Monitoring as an acceptance-test for configuration management tools


Steve Francis by Steve Francis, Founder and Chief Product Officer at LogicMonitor, Apr 12, 2013

As Devops Borat says:  “To make error is human. To propagate error to all server in automatic way is #devops.”

The safety catch to this is good monitoring. We demonstrated this to ourselves this morning.  We did a software release on some of our servers last night. This particular release involved quite a few changes to various components, including to various configuration files.  As we have a excellent tech ops team, they automate all our server configurations with puppet, so that everything is scalable, repeatable, and manageable over a growing fleet of infrastructure.

So last night, we upgraded a portion of our servers – the new puppet configuration that matched the new software deployment was run; configuration files modified; the software upgraded, and everything was happy.

Until this morning, when we got an alert about one of the upgraded servers: it was no longer submitting requests to the sitemonitor service, which checks websites for performance, availability and reachability from various places on the Internet, external to the customer’s infrastructure.  The quickly identified cause, apparent in a log file at the time the alert was triggered, was that the server, running the new code, suddenly was trying to talk the sitemonitor service using a configuration that only worked with the old code.

Why?
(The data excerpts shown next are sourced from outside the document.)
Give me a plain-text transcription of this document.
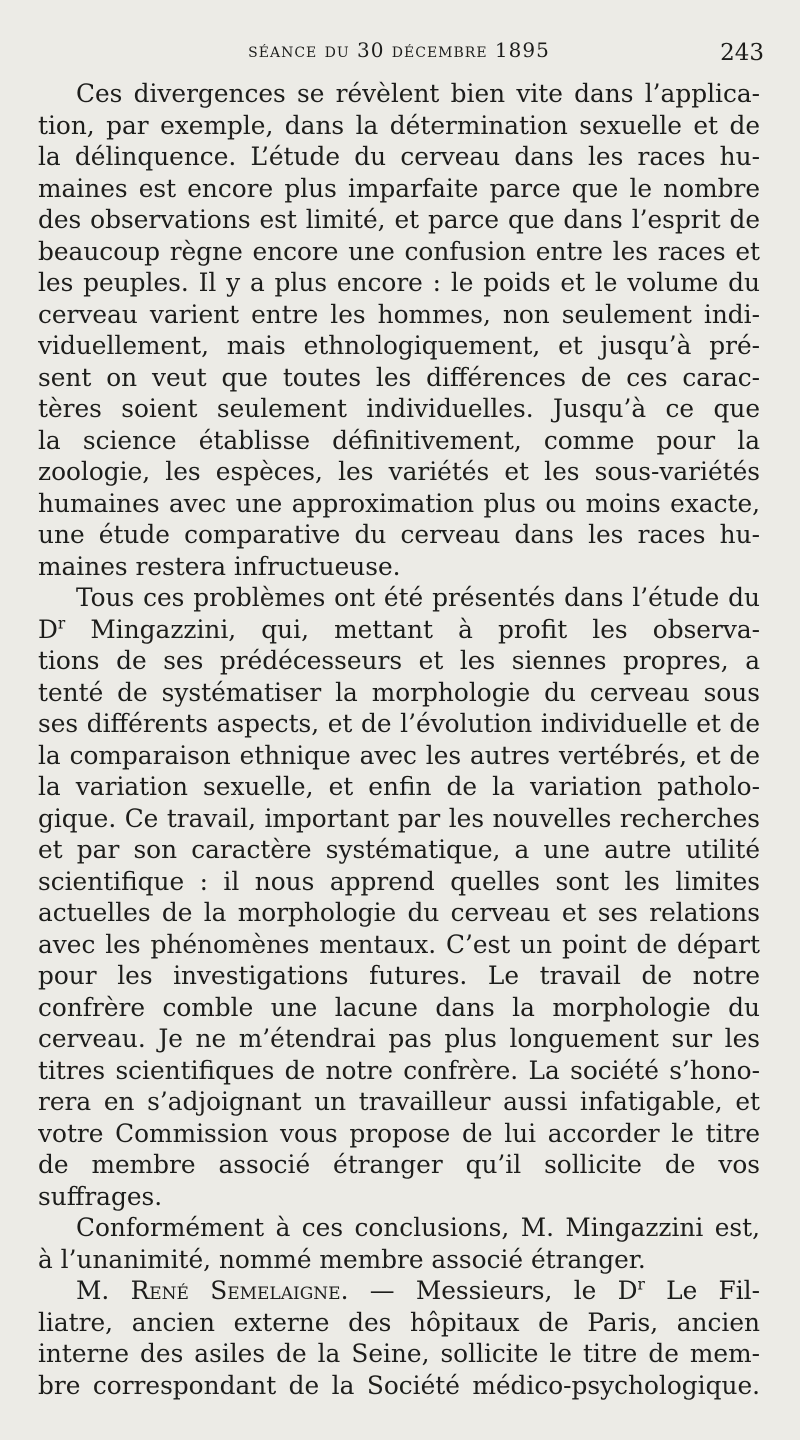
séance du 30 décembre 1895	243
Ces divergences se révèlent bien vite dans l’applica-
tion, par exemple, dans la détermination sexuelle et de
la délinquence. L’étude du cerveau dans les races hu-
maines est encore plus imparfaite parce que le nombre
des observations est limité, et parce que dans l’esprit de
beaucoup règne encore une confusion entre les races et
les peuples. Il y a plus encore : le poids et le volume du
cerveau varient entre les hommes, non seulement indi-
viduellement, mais ethnologiquement, et jusqu’à pré-
sent on veut que toutes les différences de ces carac-
tères soient seulement individuelles. Jusqu’à ce que
la science établisse définitivement, comme pour la
zoologie, les espèces, les variétés et les sous-variétés
humaines avec une approximation plus ou moins exacte,
une étude comparative du cerveau dans les races hu-
maines restera infructueuse.
Tous ces problèmes ont été présentés dans l’étude du
$D^r$ Mingazzini, qui, mettant à profit les observa-
tions de ses prédécesseurs et les siennes propres, a
tenté de systématiser la morphologie du cerveau sous
ses différents aspects, et de l’évolution individuelle et de
la comparaison ethnique avec les autres vertébrés, et de
la variation sexuelle, et enfin de la variation patholo-
gique. Ce travail, important par les nouvelles recherches
et par son caractère systématique, a une autre utilité
scientifique : il nous apprend quelles sont les limites
actuelles de la morphologie du cerveau et ses relations
avec les phénomènes mentaux. C’est un point de départ
pour les investigations futures. Le travail de notre
confrère comble une lacune dans la morphologie du
cerveau. Je ne m’étendrai pas plus longuement sur les
titres scientifiques de notre confrère. La société s’hono-
rera en s’adjoignant un travailleur aussi infatigable, et
votre Commission vous propose de lui accorder le titre
de membre associé étranger qu’il sollicite de vos
suffrages.
Conformément à ces conclusions, M. Mingazzini est,
à l’unanimité, nommé membre associé étranger.
M. René Semelaigne. — Messieurs, le $D^r$ Le Fil-
liatre, ancien externe des hôpitaux de Paris, ancien
interne des asiles de la Seine, sollicite le titre de mem-
bre correspondant de la Société médico-psychologique.
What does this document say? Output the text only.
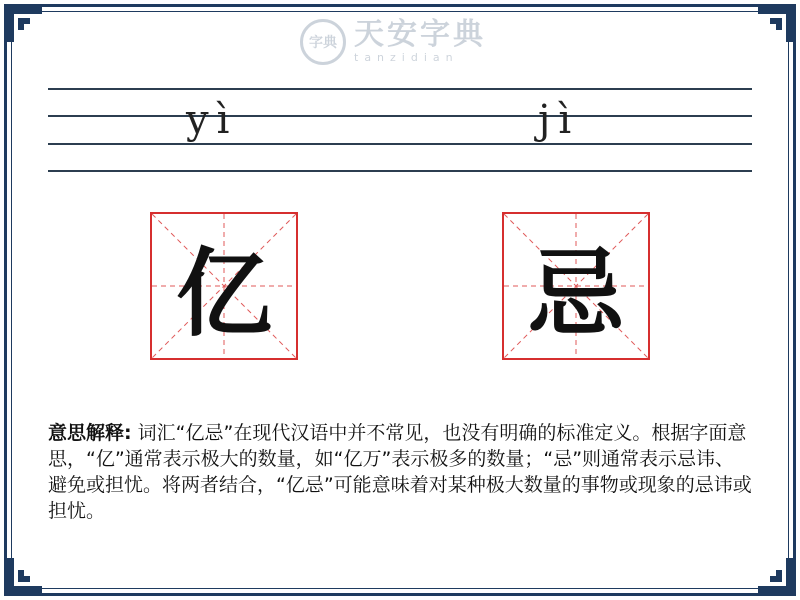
字典 天安字典
tanzidian
yì	jì
亿	忌
意思解释: 词汇“亿忌”在现代汉语中并不常见，也没有明确的标准定义。根据字面意思，“亿”通常表示极大的数量，如“亿万”表示极多的数量；“忌”则通常表示忌讳、避免或担忧。将两者结合，“亿忌”可能意味着对某种极大数量的事物或现象的忌讳或担忧。
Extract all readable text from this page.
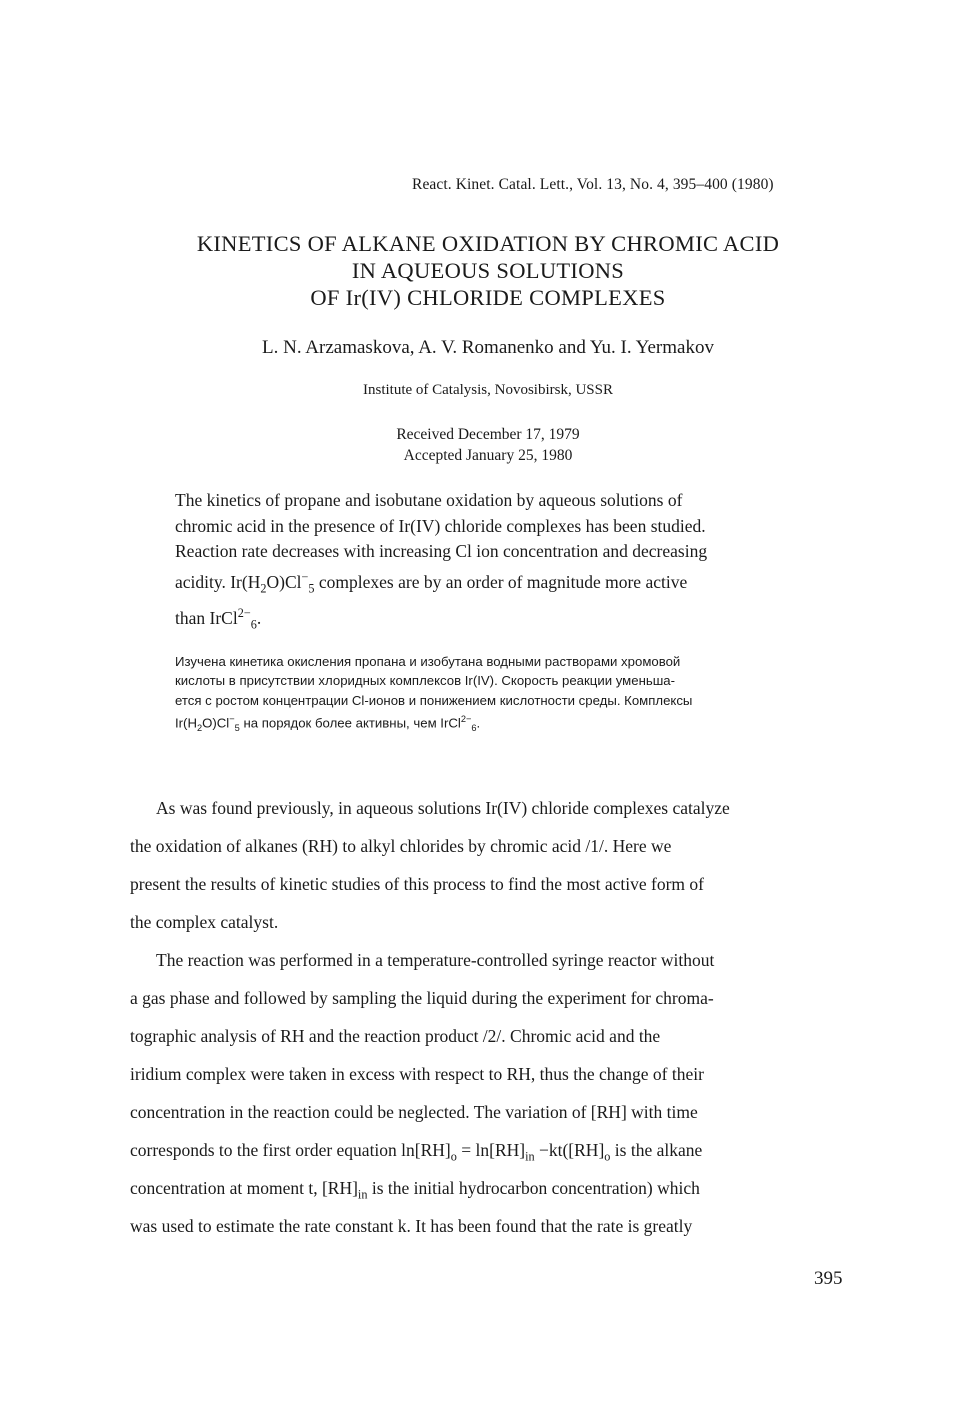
React. Kinet. Catal. Lett., Vol. 13, No. 4, 395–400 (1980)
KINETICS OF ALKANE OXIDATION BY CHROMIC ACID
IN AQUEOUS SOLUTIONS
OF Ir(IV) CHLORIDE COMPLEXES
L. N. Arzamaskova, A. V. Romanenko and Yu. I. Yermakov
Institute of Catalysis, Novosibirsk, USSR
Received December 17, 1979
Accepted January 25, 1980
The kinetics of propane and isobutane oxidation by aqueous solutions of
chromic acid in the presence of Ir(IV) chloride complexes has been studied.
Reaction rate decreases with increasing Cl ion concentration and decreasing
acidity. $Ir(H_2O)Cl^-_5$ complexes are by an order of magnitude more active
than IrCl$^{2-}_6$.
Изучена кинетика окисления пропана и изобутана водными растворами хромовой
кислоты в присутствии хлоридных комплексов Ir(IV). Скорость реакции уменьша-
ется с ростом концентрации Cl-ионов и понижением кислотности среды. Комплексы
$Ir(H_2O)Cl^-_5$ на порядок более активны, чем IrCl$^{2-}_6$.
As was found previously, in aqueous solutions Ir(IV) chloride complexes catalyze
the oxidation of alkanes (RH) to alkyl chlorides by chromic acid /1/. Here we
present the results of kinetic studies of this process to find the most active form of
the complex catalyst.
The reaction was performed in a temperature-controlled syringe reactor without
a gas phase and followed by sampling the liquid during the experiment for chroma-
tographic analysis of RH and the reaction product /2/. Chromic acid and the
iridium complex were taken in excess with respect to RH, thus the change of their
concentration in the reaction could be neglected. The variation of [RH] with time
corresponds to the first order equation $\ln[RH]_o = \ln[RH]_{in} -kt([RH]_o$ is the alkane
concentration at moment t, $[RH]_{in}$ is the initial hydrocarbon concentration) which
was used to estimate the rate constant k. It has been found that the rate is greatly
395
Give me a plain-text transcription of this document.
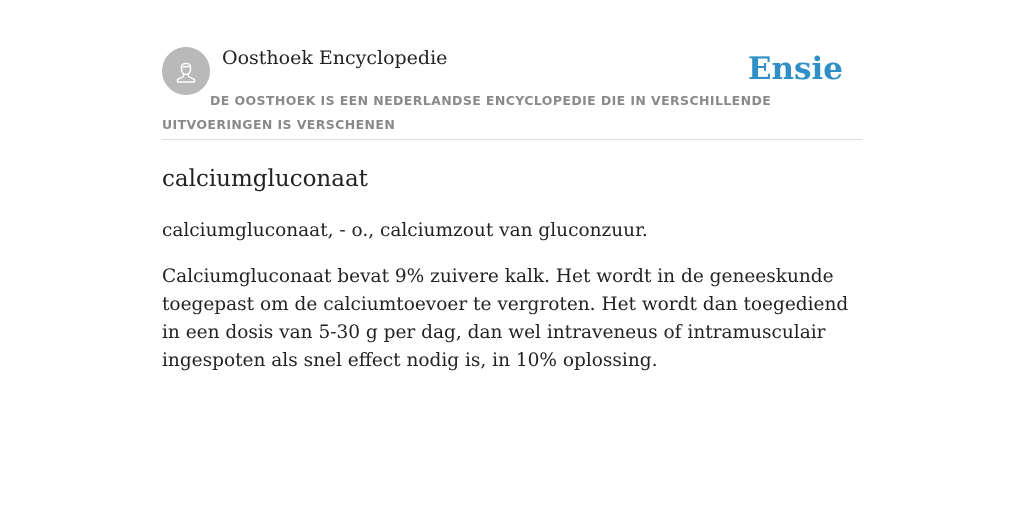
Oosthoek Encyclopedie	Ensie
DE OOSTHOEK IS EEN NEDERLANDSE ENCYCLOPEDIE DIE IN VERSCHILLENDE UITVOERINGEN IS VERSCHENEN
calciumgluconaat

calciumgluconaat, - o., calciumzout van gluconzuur.

Calciumgluconaat bevat 9% zuivere kalk. Het wordt in de geneeskunde toegepast om de calciumtoevoer te vergroten. Het wordt dan toegediend in een dosis van 5-30 g per dag, dan wel intraveneus of intramusculair ingespoten als snel effect nodig is, in 10% oplossing.
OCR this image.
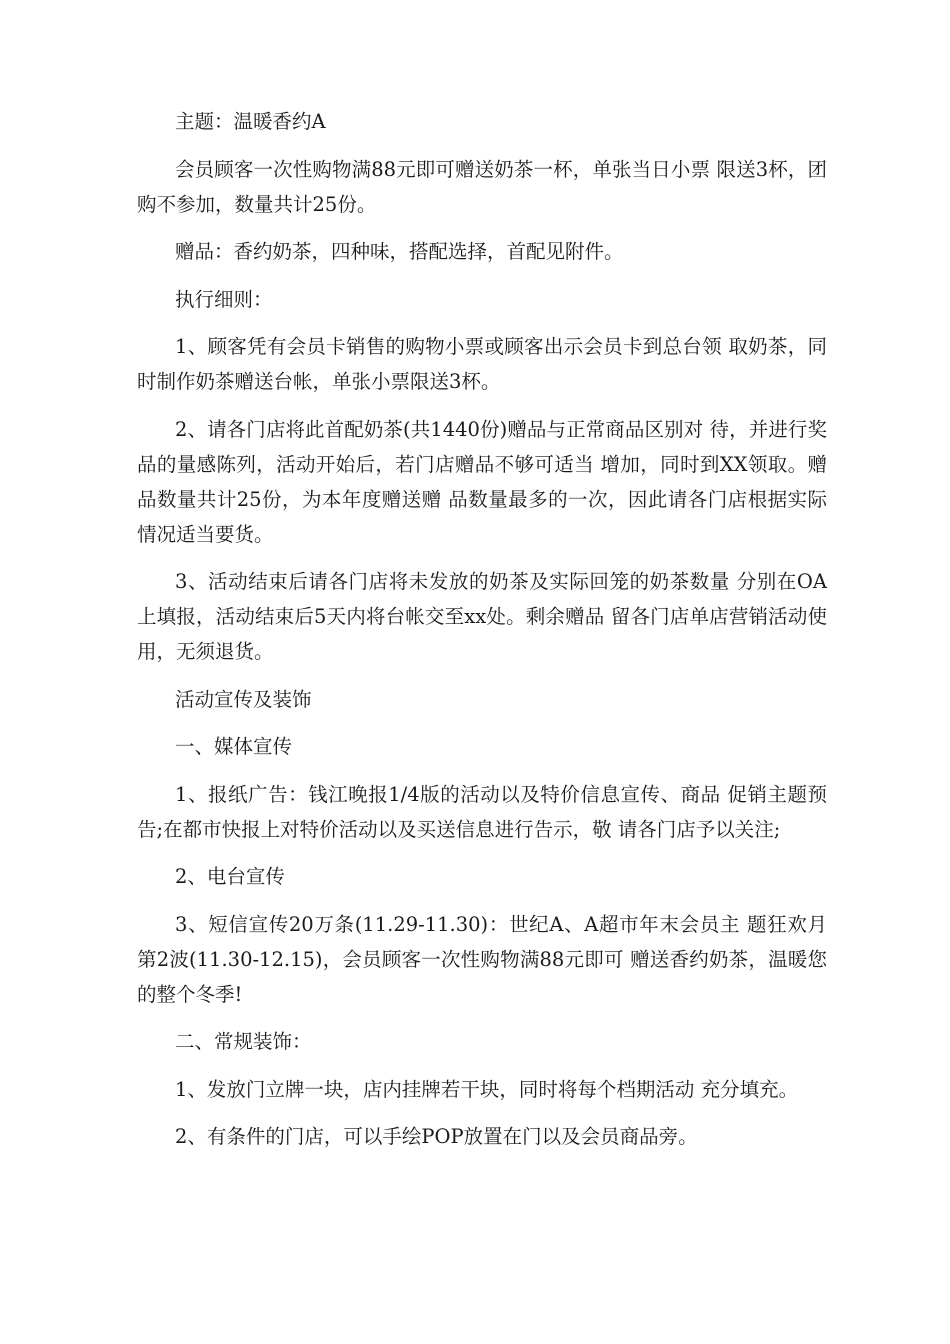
主题：温暖香约A

会员顾客一次性购物满88元即可赠送奶茶一杯，单张当日小票 限送3杯，团购不参加，数量共计25份。

赠品：香约奶茶，四种味，搭配选择，首配见附件。

执行细则：

1、顾客凭有会员卡销售的购物小票或顾客出示会员卡到总台领 取奶茶，同时制作奶茶赠送台帐，单张小票限送3杯。

2、请各门店将此首配奶茶(共1440份)赠品与正常商品区别对 待，并进行奖品的量感陈列，活动开始后，若门店赠品不够可适当 增加，同时到XX领取。赠品数量共计25份，为本年度赠送赠 品数量最多的一次，因此请各门店根据实际情况适当要货。

3、活动结束后请各门店将未发放的奶茶及实际回笼的奶茶数量 分别在OA上填报，活动结束后5天内将台帐交至xx处。剩余赠品 留各门店单店营销活动使用，无须退货。

活动宣传及装饰

一、媒体宣传

1、报纸广告：钱江晚报1/4版的活动以及特价信息宣传、商品 促销主题预告;在都市快报上对特价活动以及买送信息进行告示，敬 请各门店予以关注;

2、电台宣传

3、短信宣传20万条(11.29-11.30)：世纪A、A超市年末会员主 题狂欢月第2波(11.30-12.15)，会员顾客一次性购物满88元即可 赠送香约奶茶，温暖您的整个冬季!

二、常规装饰：

1、发放门立牌一块，店内挂牌若干块，同时将每个档期活动 充分填充。

2、有条件的门店，可以手绘POP放置在门以及会员商品旁。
Well, not all servers were upgraded to the current release last night. So, we have some servers running the older code, and some running the new code – each with different configuration file requirements controlled by puppet.  Now usually puppet runs as a cron job, and just does its puppet run from the standard production manifest.  But we didn’t have a good system to apply two different puppet configurations to two different classes of servers, depending on the version of production code they were running. So, as an interim solution, the engineer that did the release stopped the periodic cronjob for puppet on the machines that were upgraded; ran puppet to apply the new version manifest; upgraded the software, and left puppet disabled, intending to re-enable it after all servers were updated, and the changes could be applied to the production puppet manifest that all servers run.

However, among the many things we monitor on our infrastructure is whether puppet has run correctly on the servers.  So, naturally, an alert was triggered that puppet had not been running on the upgraded servers; another member of the techops team corrected the problem (by re-enabling the puppet crontab); puppet reset the changed files to the prior release of configuration files (which is what all the other machines that had not been upgraded were using); and the servers could no longer communicate correctly with the sitemonitor service.

But as I mentioned, this also triggered an alert, allowing us to revert the incorrect puppet run, restoring the briefly impacted service for the small set of customers affected.

Lessons?

Monitoring lets us avoid another Devops Borat aphorism: “In startup we are practice Outage Driven Infrastructure.”